Tydzionek, że ho, ho

Uff, odetchnąłem, nie wyjdziemy z Unii Europejskiej… na razie. Przemawiając z okazji Dnia Flagi, prezes Jarosław Kaczyński powiedział, że przynależność do UE jest elementem bezpieczeństwa i jest traktowana jako trwała. Koniec. Kropka. Nie po to chrzcił nas Mieszko, byśmy teraz odwracali się od Zachodu. A Zachód na Starym Kontynencie jedną ma twarz, twarz Unii. Z pyszna miały się rzesze eurosceptyków, poczynające sobie coraz śmielej. Bez błogosławieństwa prezesa, gorzej – wbrew jego deklaracjom, trudno będzie przeć do celu.
Ciepełko w relacjach z Unią nie zagościło zbyt długo. Atmosferę popsuły brukselskie urzędasy, którym znowu zachciało się denerwować nas tematem uchodźców. O potrzebie solidarności już słyszeliśmy. Teraz usłyszeliśmy nadto, że za odmowę przyjęcia uchodźców zgodnie z ustalonymi limitami przyjdzie niesolidarnym zapłacić po 250 tys. euro od osoby. Niektórym politykom szybko puściły nerwy, a słowa prezesa poszły w niepamięć. Zadziwia mnie nie to, że propozycja padła, ale to, że padła bez wcześniejszych konsultacji z władzami naszego państwa. A może w Brukseli po prostu nie wiedzą, z kim w Polsce należy takie konsultacje przeprowadzić i kto tu tak naprawdę rządzi?
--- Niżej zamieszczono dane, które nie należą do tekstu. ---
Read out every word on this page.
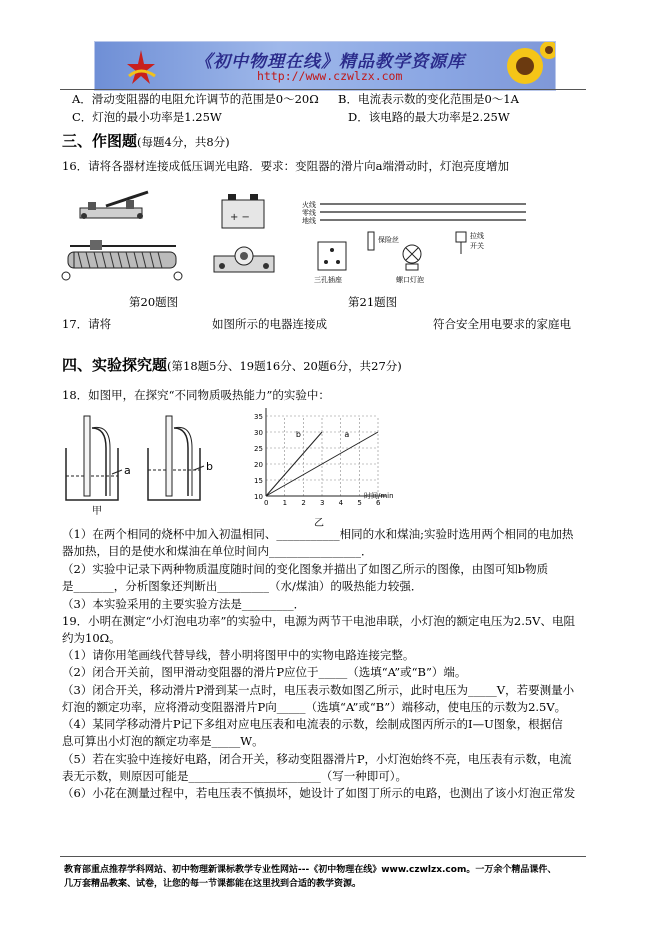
《初中物理在线》精品教学资源库
http://www.czwlzx.com
A．滑动变阻器的电阻允许调节的范围是0～20Ω B．电流表示数的变化范围是0～1A
C．灯泡的最小功率是1.25W	D．该电路的最大功率是2.25W
三、作图题(每题4分，共8分)
16．请将各器材连接成低压调光电路．要求：变阻器的滑片向a端滑动时，灯泡亮度增加
+ −
火线
零线
地线
三孔插座
保险丝
螺口灯泡
拉线
开关
第20题图	第21题图
17．请将	如图所示的电器连接成	符合安全用电要求的家庭电
四、实验探究题(第18题5分、19题16分、20题6分，共27分)
18．如图甲，在探究“不同物质吸热能力”的实验中：
a	b
甲
0 1 2 3 4 5 6
10
15
20
25
30
35
b	a
时间/min
乙
（1）在两个相同的烧杯中加入初温相同、___________相同的水和煤油;实验时选用两个相同的电加热
器加热，目的是使水和煤油在单位时间内________________．
（2）实验中记录下两种物质温度随时间的变化图象并描出了如图乙所示的图像，由图可知b物质
是_______，分析图象还判断出_________（水/煤油）的吸热能力较强．
（3）本实验采用的主要实验方法是_________．
19．小明在测定“小灯泡电功率”的实验中，电源为两节干电池串联，小灯泡的额定电压为2.5V、电阻
约为10Ω。
（1）请你用笔画线代替导线，替小明将图甲中的实物电路连接完整。
（2）闭合开关前，图甲滑动变阻器的滑片P应位于_____（选填“A”或“B”）端。
（3）闭合开关，移动滑片P滑到某一点时，电压表示数如图乙所示，此时电压为_____V，若要测量小
灯泡的额定功率，应将滑动变阻器滑片P向_____（选填“A”或“B”）端移动，使电压的示数为2.5V。
（4）某同学移动滑片P记下多组对应电压表和电流表的示数，绘制成图丙所示的I—U图象，根据信
息可算出小灯泡的额定功率是_____W。
（5）若在实验中连接好电路，闭合开关，移动变阻器滑片P，小灯泡始终不亮，电压表有示数，电流
表无示数，则原因可能是_______________________（写一种即可）。
（6）小花在测量过程中，若电压表不慎损坏，她设计了如图丁所示的电路，也测出了该小灯泡正常发
教育部重点推荐学科网站、初中物理新课标教学专业性网站---《初中物理在线》www.czwlzx.com。一万余个精品课件、
几万套精品教案、试卷，让您的每一节课都能在这里找到合适的教学资源。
Rządzi ten, kto ma coś do powiedzenia. W tej konkurencji prezes nie ma sobie równych. Wystąpił z nową, całkiem nową ideą powołania Instytutu Wolności Nauki, który zajmie się weryfikacją decyzji dotyczących nadawania stopni naukowych. Prezes Kaczyński zaskoczył pomysłem w tym samym stopniu co brukselscy urzędnicy. Zaskoczony wydawał się sam minister Gowin, odpowiedzialny za naukę i szkolnictwo wyższe. Minister nie widzi potrzeby realizacji pomysłu zgłoszonego przez prezesa. Toż to pachnie buntem. Ale ad rem. I tu pustka w głowie. Padło hasło, za którym nie wiadomo co się kryje. Czy pani profesor, posłanka Pawłowicz, która mogłaby zasiąść w takim instytucie, będzie badać przypadki nieprzyznania stopni naukowych, czy zajmie się weryfikacją tych, które już zostały nadane. A może to akurat jest nieistotne. Istotne jest co innego. Środowiska naukowe mają przed sobą nieprzespane noce. Już obstawiają, kto zostanie zweryfikowany pozytywnie, a komu jest pisana zielona trawka.
Okazuje się, że rząd też rządzi. Rozwiązał Radę ds. Przeciwdziałania Dyskryminacji Rasowej, Ksenofobii i związanej z nimi Nietolerancji. I od razu sukces. Mamy kraj tolerancyjny, wolny od rasizmu!